I think it's a personality difference fundamentally. Since the OP was about women specifically being chased off, I'll go ahead and give a hot take that's guaranteed to make me some enemies 😅
Feminine antisocial behavior (gossip, insults, reputation savaging, cliques, social shaming, ostracizing, etc) scales extremely well on social media. Masculine temperaments are less effected by these types of attacks. There's a biological reason for that.
Men are often valued for what they can produce materially. If a man has talent and skills, he can provide value and always find a market to support himself, even if he's an asshole and most people don't like him. Therefore men care less about what other people think of them, and more about their own ability to produce, provide and protect.
Women are often valued for their nurturing and caring ability. Both men and women's skills are equally valuable and essential. But women are dependent on a social support network for their physical well-being, while they're busy using their nurturing abilities to provide the long-term survival of the species. Less obviously so in the modern economy, but that's still the biological reality. That makes social rejection much more threatening to women, because it's historically been a matter of life and death.

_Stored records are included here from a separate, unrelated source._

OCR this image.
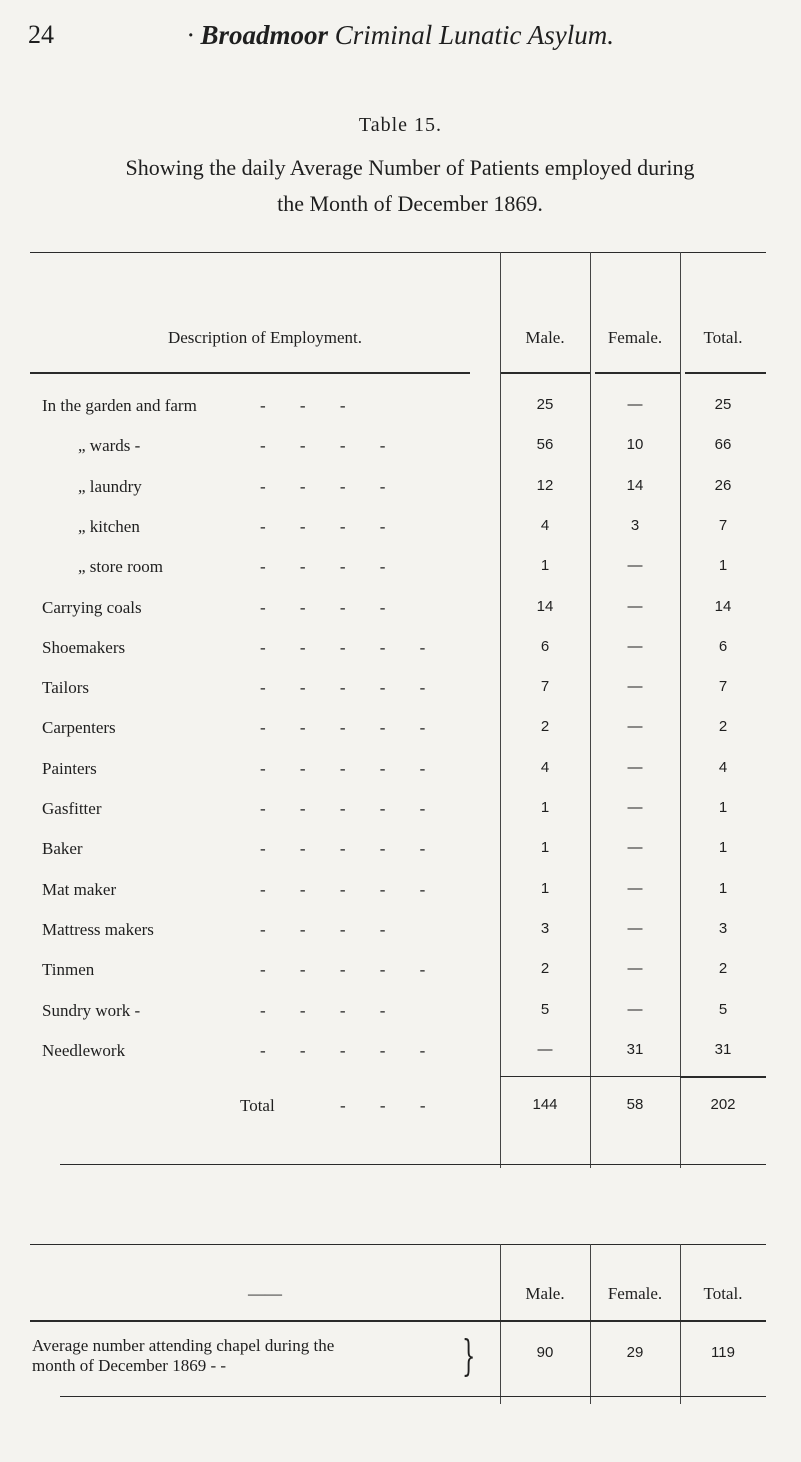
24	· Broadmoor Criminal Lunatic Asylum.
Table 15.
Showing the daily Average Number of Patients employed during
the Month of December 1869.
Description of Employment.	Male.	Female.	Total.
In the garden and farm	- - -	25	—	25
„ wards -	- - - -	56	10	66
„ laundry	- - - -	12	14	26
„ kitchen	- - - -	4	3	7
„ store room	- - - -	1	—	1
Carrying coals	- - - -	14	—	14
Shoemakers	- - - - -	6	—	6
Tailors	- - - - -	7	—	7
Carpenters	- - - - -	2	—	2
Painters	- - - - -	4	—	4
Gasfitter	- - - - -	1	—	1
Baker	- - - - -	1	—	1
Mat maker	- - - - -	1	—	1
Mattress makers	- - - -	3	—	3
Tinmen	- - - - -	2	—	2
Sundry work -	- - - -	5	—	5
Needlework	- - - - -	—	31	31
Total	- - -	144	58	202
——	Male.	Female.	Total.
Average number attending chapel during the
month of December 1869 - -	}	90	29	119
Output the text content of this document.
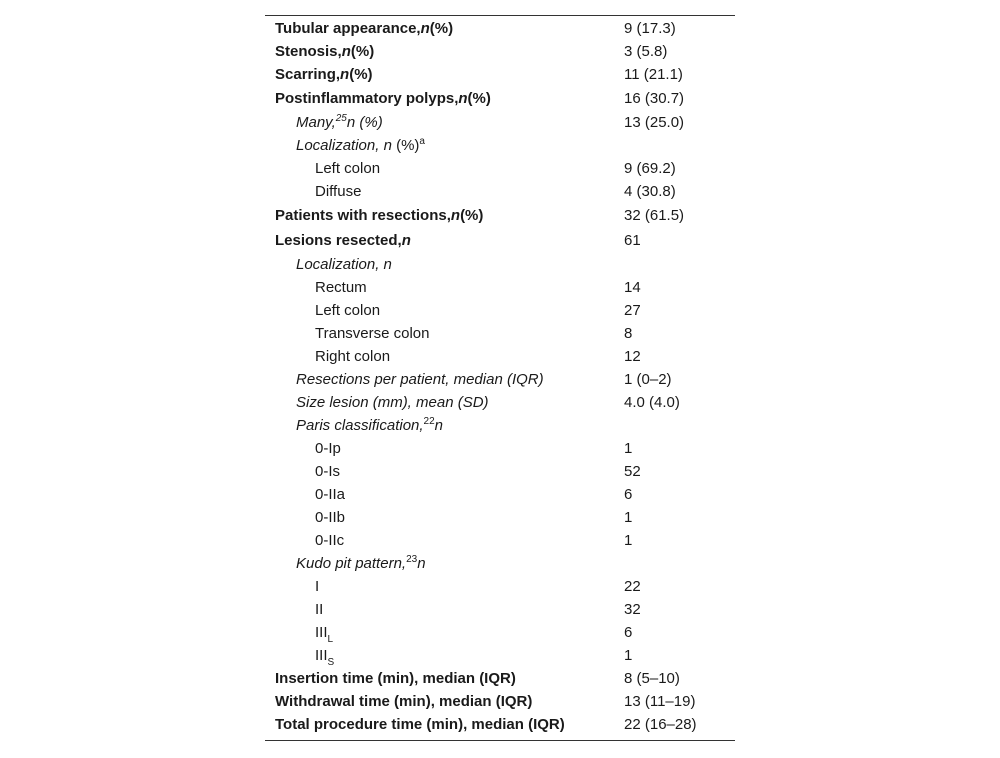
Tubular appearance,n(%)	9 (17.3)
Stenosis,n(%)	3 (5.8)
Scarring,n(%)	11 (21.1)
Postinflammatory polyps,n(%)	16 (30.7)
Many,$^{25}$n (%)	13 (25.0)
Localization, n (%)$^a$
Left colon	9 (69.2)
Diffuse	4 (30.8)
Patients with resections,n(%)	32 (61.5)
Lesions resected,n	61
Localization, n
Rectum	14
Left colon	27
Transverse colon	8
Right colon	12
Resections per patient, median (IQR)	1 (0–2)
Size lesion (mm), mean (SD)	4.0 (4.0)
Paris classification,$^{22}$n
0-Ip	1
0-Is	52
0-IIa	6
0-IIb	1
0-IIc	1
Kudo pit pattern,$^{23}$n
I	22
II	32
$III_L$	6
$III_S$	1
Insertion time (min), median (IQR)	8 (5–10)
Withdrawal time (min), median (IQR)	13 (11–19)
Total procedure time (min), median (IQR)	22 (16–28)
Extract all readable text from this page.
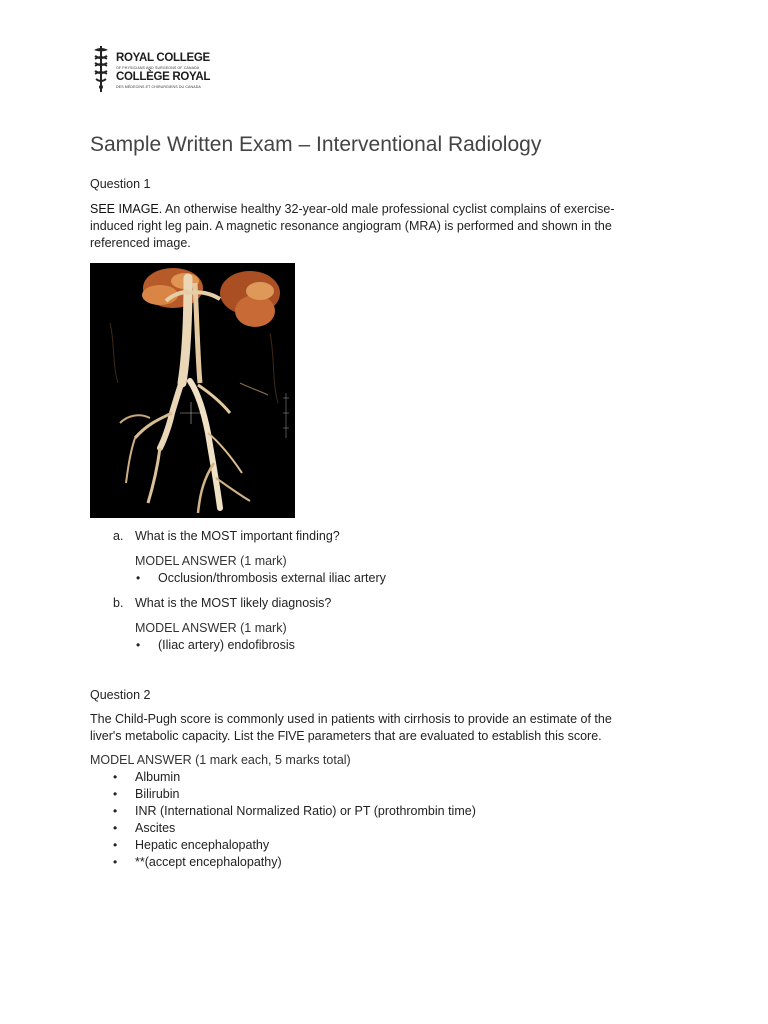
ROYAL COLLEGE
OF PHYSICIANS AND SURGEONS OF CANADA
COLLÈGE ROYAL
DES MÉDECINS ET CHIRURGIENS DU CANADA
Sample Written Exam – Interventional Radiology
Question 1
SEE IMAGE. An otherwise healthy 32-year-old male professional cyclist complains of exercise-
induced right leg pain. A magnetic resonance angiogram (MRA) is performed and shown in the
referenced image.
a. What is the MOST important finding?
MODEL ANSWER (1 mark)
• Occlusion/thrombosis external iliac artery
b. What is the MOST likely diagnosis?
MODEL ANSWER (1 mark)
• (Iliac artery) endofibrosis
Question 2
The Child-Pugh score is commonly used in patients with cirrhosis to provide an estimate of the
liver's metabolic capacity. List the FIVE parameters that are evaluated to establish this score.
MODEL ANSWER (1 mark each, 5 marks total)
• Albumin
• Bilirubin
• INR (International Normalized Ratio) or PT (prothrombin time)
• Ascites
• Hepatic encephalopathy
• **(accept encephalopathy)
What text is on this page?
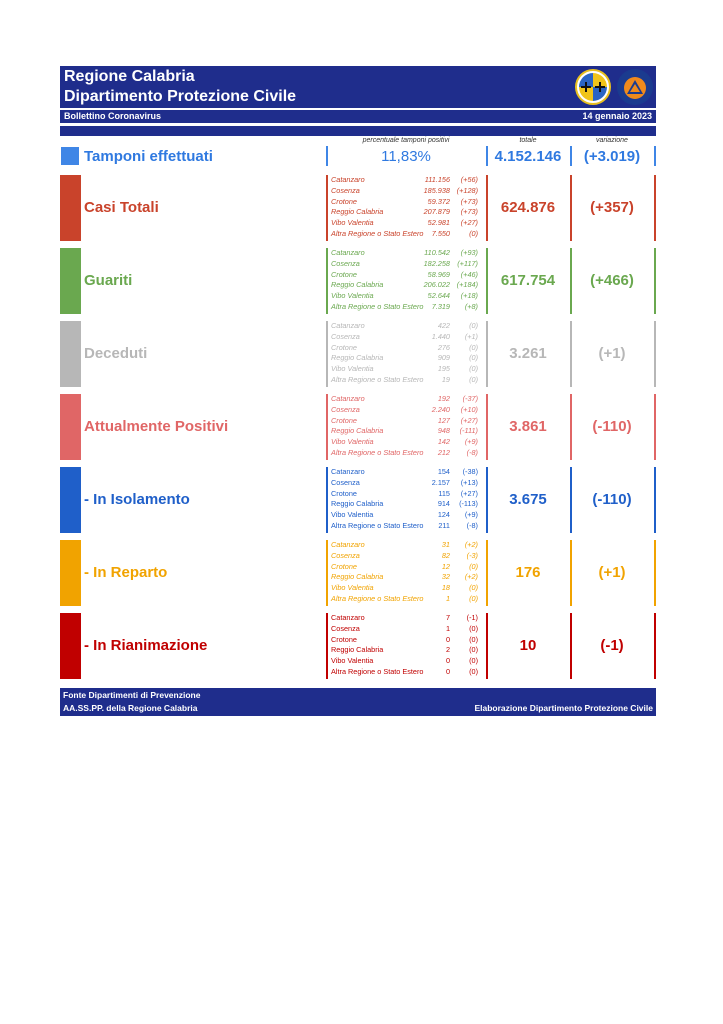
Regione Calabria
Dipartimento Protezione Civile
Bollettino Coronavirus	14 gennaio 2023
percentuale tamponi positivi	totale	variazione
Tamponi effettuati	11,83%	4.152.146	(+3.019)
Casi Totali
Catanzaro	111.156 (+56)
Cosenza	185.938 (+128)
Crotone	59.372 (+73)
Reggio Calabria	207.879 (+73)
Vibo Valentia	52.981 (+27)
Altra Regione o Stato Estero 7.550	(0)
624.876	(+357)
Guariti
Catanzaro	110.542 (+93)
Cosenza	182.258 (+117)
Crotone	58.969 (+46)
Reggio Calabria	206.022 (+184)
Vibo Valentia	52.644 (+18)
Altra Regione o Stato Estero 7.319 (+8)
617.754	(+466)
Deceduti
Catanzaro	422	(0)
Cosenza	1.440 (+1)
Crotone	276	(0)
Reggio Calabria	909	(0)
Vibo Valentia	195	(0)
Altra Regione o Stato Estero	19	(0)
3.261	(+1)
Attualmente Positivi
Catanzaro	192 (-37)
Cosenza	2.240 (+10)
Crotone	127 (+27)
Reggio Calabria	948 (-111)
Vibo Valentia	142 (+9)
Altra Regione o Stato Estero 212 (-8)
3.861	(-110)
- In Isolamento
Catanzaro	154 (-38)
Cosenza	2.157 (+13)
Crotone	115 (+27)
Reggio Calabria	914 (-113)
Vibo Valentia	124 (+9)
Altra Regione o Stato Estero 211 (-8)
3.675	(-110)
- In Reparto
Catanzaro	31 (+2)
Cosenza	82 (-3)
Crotone	12	(0)
Reggio Calabria	32 (+2)
Vibo Valentia	18	(0)
Altra Regione o Stato Estero	1	(0)
176	(+1)
- In Rianimazione
Catanzaro	7 (-1)
Cosenza	1	(0)
Crotone	0	(0)
Reggio Calabria	2	(0)
Vibo Valentia	0	(0)
Altra Regione o Stato Estero	0	(0)
10	(-1)
Fonte Dipartimenti di Prevenzione
AA.SS.PP. della Regione Calabria	Elaborazione Dipartimento Protezione Civile
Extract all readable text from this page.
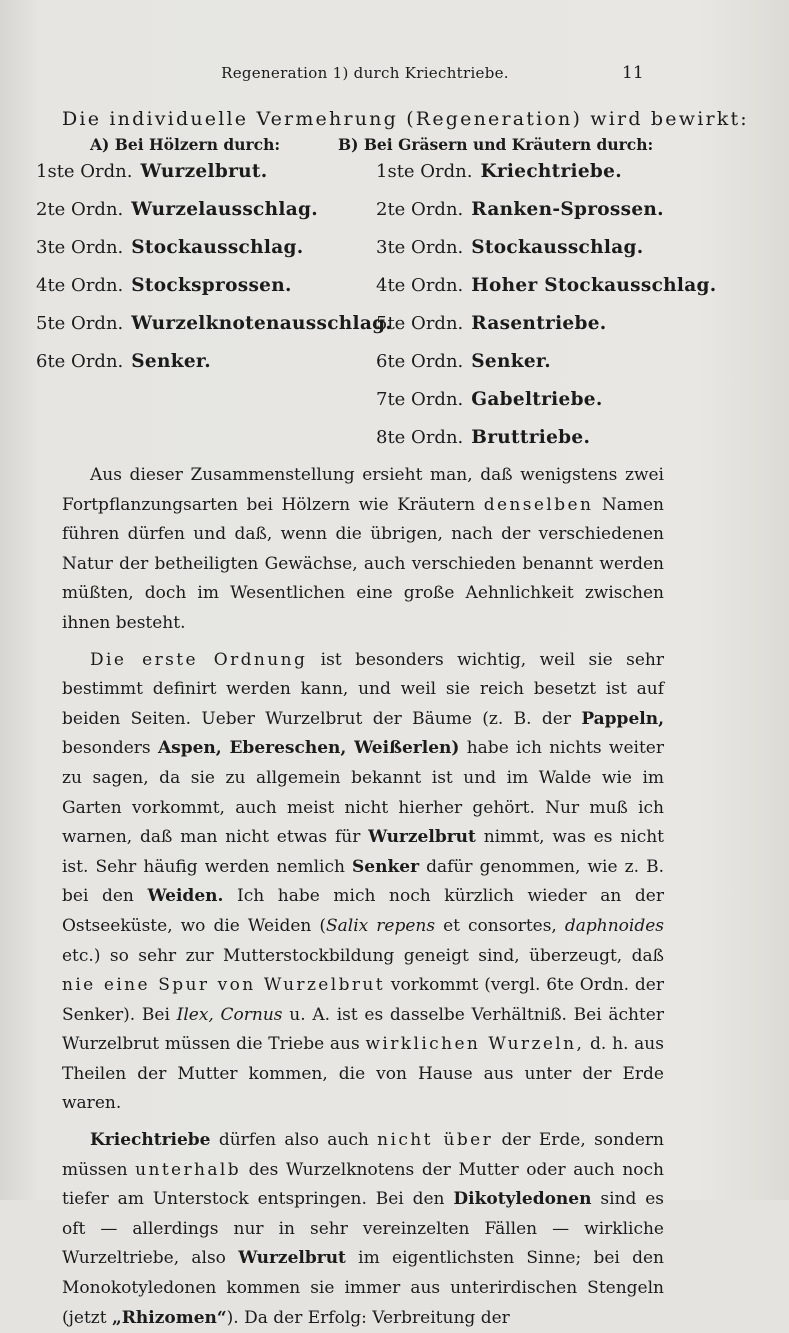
Regeneration 1) durch Kriechtriebe.	11
Die individuelle Vermehrung (Regeneration) wird bewirkt:
A) Bei Hölzern durch:	B) Bei Gräsern und Kräutern durch:
1ste Ordn. Wurzelbrut.
2te Ordn. Wurzelausschlag.
3te Ordn. Stockausschlag.
4te Ordn. Stocksprossen.
5te Ordn. Wurzelknotenausschlag.
6te Ordn. Senker.
1ste Ordn. Kriechtriebe.
2te Ordn. Ranken-Sprossen.
3te Ordn. Stockausschlag.
4te Ordn. Hoher Stockausschlag.
5te Ordn. Rasentriebe.
6te Ordn. Senker.
7te Ordn. Gabeltriebe.
8te Ordn. Bruttriebe.

Aus dieser Zusammenstellung ersieht man, daß wenigstens zwei Fortpflanzungsarten bei Hölzern wie Kräutern denselben Namen führen dürfen und daß, wenn die übrigen, nach der verschiedenen Natur der betheiligten Gewächse, auch verschieden benannt werden müßten, doch im Wesentlichen eine große Aehnlichkeit zwischen ihnen besteht.

Die erste Ordnung ist besonders wichtig, weil sie sehr bestimmt definirt werden kann, und weil sie reich besetzt ist auf beiden Seiten. Ueber Wurzelbrut der Bäume (z. B. der Pappeln, besonders Aspen, Ebereschen, Weißerlen) habe ich nichts weiter zu sagen, da sie zu allgemein bekannt ist und im Walde wie im Garten vorkommt, auch meist nicht hierher gehört. Nur muß ich warnen, daß man nicht etwas für Wurzelbrut nimmt, was es nicht ist. Sehr häufig werden nemlich Senker dafür genommen, wie z. B. bei den Weiden. Ich habe mich noch kürzlich wieder an der Ostseeküste, wo die Weiden (Salix repens et consortes, daphnoides etc.) so sehr zur Mutterstockbildung geneigt sind, überzeugt, daß nie eine Spur von Wurzelbrut vorkommt (vergl. 6te Ordn. der Senker). Bei Ilex, Cornus u. A. ist es dasselbe Verhältniß. Bei ächter Wurzelbrut müssen die Triebe aus wirklichen Wurzeln, d. h. aus Theilen der Mutter kommen, die von Hause aus unter der Erde waren.

Kriechtriebe dürfen also auch nicht über der Erde, sondern müssen unterhalb des Wurzelknotens der Mutter oder auch noch tiefer am Unterstock entspringen. Bei den Dikotyledonen sind es oft — allerdings nur in sehr vereinzelten Fällen — wirkliche Wurzeltriebe, also Wurzelbrut im eigentlichsten Sinne; bei den Monokotyledonen kommen sie immer aus unterirdischen Stengeln (jetzt „Rhizomen“). Da der Erfolg: Verbreitung der
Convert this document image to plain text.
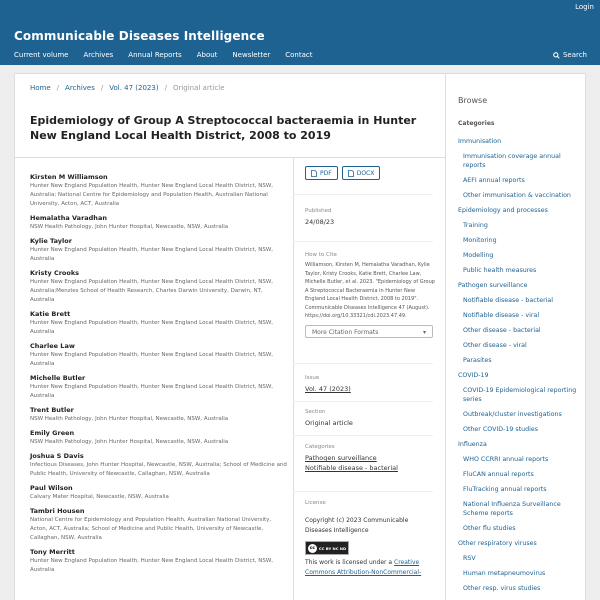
Login
Communicable Diseases Intelligence
Current volume Archives Annual Reports About Newsletter Contact	Search
Home / Archives / Vol. 47 (2023) / Original article
Epidemiology of Group A Streptococcal bacteraemia in Hunter New England Local Health District, 2008 to 2019
Kirsten M Williamson
Hunter New England Population Health, Hunter New England Local Health District, NSW, Australia; National Centre for Epidemiology and Population Health, Australian National University, Acton, ACT, Australia
Hemalatha Varadhan
NSW Health Pathology, John Hunter Hospital, Newcastle, NSW, Australia
Kylie Taylor
Hunter New England Population Health, Hunter New England Local Health District, NSW, Australia
Kristy Crooks
Hunter New England Population Health, Hunter New England Local Health District, NSW, Australia;Menzies School of Health Research, Charles Darwin University, Darwin, NT, Australia
Katie Brett
Hunter New England Population Health, Hunter New England Local Health District, NSW, Australia
Charlee Law
Hunter New England Population Health, Hunter New England Local Health District, NSW, Australia
Michelle Butler
Hunter New England Population Health, Hunter New England Local Health District, NSW, Australia
Trent Butler
NSW Health Pathology, John Hunter Hospital, Newcastle, NSW, Australia
Emily Green
NSW Health Pathology, John Hunter Hospital, Newcastle, NSW, Australia
Joshua S Davis
Infectious Diseases, John Hunter Hospital, Newcastle, NSW, Australia; School of Medicine and Public Health, University of Newcastle, Callaghan, NSW, Australia
Paul Wilson
Calvary Mater Hospital, Newcastle, NSW, Australia
Tambri Housen
National Centre for Epidemiology and Population Health, Australian National University, Acton, ACT, Australia; School of Medicine and Public Health, University of Newcastle, Callaghan, NSW, Australia
Tony Merritt
Hunter New England Population Health, Hunter New England Local Health District, NSW, Australia
PDF	DOCX
Published
24/08/23
How to Cite
Williamson, Kirsten M, Hemalatha Varadhan, Kylie Taylor, Kristy Crooks, Katie Brett, Charlee Law, Michelle Butler, et al. 2023. "Epidemiology of Group A Streptococcal Bacteraemia in Hunter New England Local Health District, 2008 to 2019". Communicable Diseases Intelligence 47 (August). https://doi.org/10.33321/cdi.2023.47.49.
More Citation Formats	▾
Issue
Vol. 47 (2023)
Section
Original article
Categories
Pathogen surveillance
Notifiable disease - bacterial
License
Copyright (c) 2023 Communicable Diseases Intelligence
cc	CC BY NC ND
This work is licensed under a Creative Commons Attribution-NonCommercial-
Browse
Categories
Immunisation
Immunisation coverage annual reports
AEFI annual reports
Other immunisation & vaccination
Epidemiology and processes
Training
Monitoring
Modelling
Public health measures
Pathogen surveillance
Notifiable disease - bacterial
Notifiable disease - viral
Other disease - bacterial
Other disease - viral
Parasites
COVID-19
COVID-19 Epidemiological reporting series
Outbreak/cluster investigations
Other COVID-19 studies
Influenza
WHO CCRRI annual reports
FluCAN annual reports
FluTracking annual reports
National Influenza Surveillance Scheme reports
Other flu studies
Other respiratory viruses
RSV
Human metapneumovirus
Other resp. virus studies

My working hypothesis is that bringing women into public institutions and politics over the past century is the underlying pressure behind the increasing trend toward censorship, safety culture, and other aspects of feminine temperament that have become pervasive.
Because of that, I don't expect women to ever gravitate toward fully open and unrestricted social platforms. I would expect that the more women move to a platform, the more there will be increasing calls for censorship, self-censorship, and ways to filter and restrict speech.
*to be clear, temperament overlaps significantly between men and women, and what generalizes to women also applies to men with a more feminine temperament, and vice versa
I take things in the spirit they are given, you don't seem like a malicious person. I don't necessarily disagree with your hypothesis either.
The effect on politics you mentioned, I would have to think about.
I appreciate that, and I certainly don't mean it in a malicious way. It's not a value judgement, just a theory based on observation in an attempt to understand the world better.
The biological reality is that men give women unwanted attention for reasons that have nothing to do with her opinions.
Oh. My dude. Yes. I hadn't even thought of taking that tact, and yet...
Your summary is pretty poignant. It highlights my gut feelings of disgust at the insistence of any sort of "safety" in the system. The only safety I want is keeping my nsec private. And that's on me.
If you want free speech that is unfettered by state constraints, you WILL be exposed to tons you find gross, extreme, disgusting, etc. You cannot have things both ways. You can build your walked gardens, but that is just highlighting your own inability to overcome what others are foisting on you. Not being boldly yourself in the face of things you can't stand is a personal foible. I won't support that, especially since I know many people really are much stronger than they give themselves credit for.
I feel the same way. Free speech is meaningless if it has exceptions. Nobody objects to speech they agree with, appreciate, or are indifferent to. Free speech only matters in relation to speech you personally disagree with, don't like, find offensive, or feel threatened by.
The thing about speech, and what makes free speech not only ideal but essential, is that it's... just speech. Not matter what the speech is, the words don't actually do anything. They're just words. If you don't react to the words, it's as if they never happened. Life goes on.
And it's perfectly fine to disregard speech. You don't have to read a book you don't want to read. You don't have to have a conversation with someone you don't want to talk to. You can literally ignore every word they say, or just turn around and walk away. They can scream at you, and nothing has actually happened. You can just keep walking.
That's how I personally feel. I find the concept of "hate speech" unrelatable.
And all that applies ten times more online, where the person is somewhere else on the globe and not even close enough for any possibility of actual harm occuring. You can literally close your eyes or power off the screen and the words are gone.
If you want to take steps to filter the speech you see and interact with personally, that's fine. That's your privilege. But as soon as you start discussing how the group can do something to limit how many people are exposed to certain speech or how to punish someone for some kind of speech, I'm not on board with that.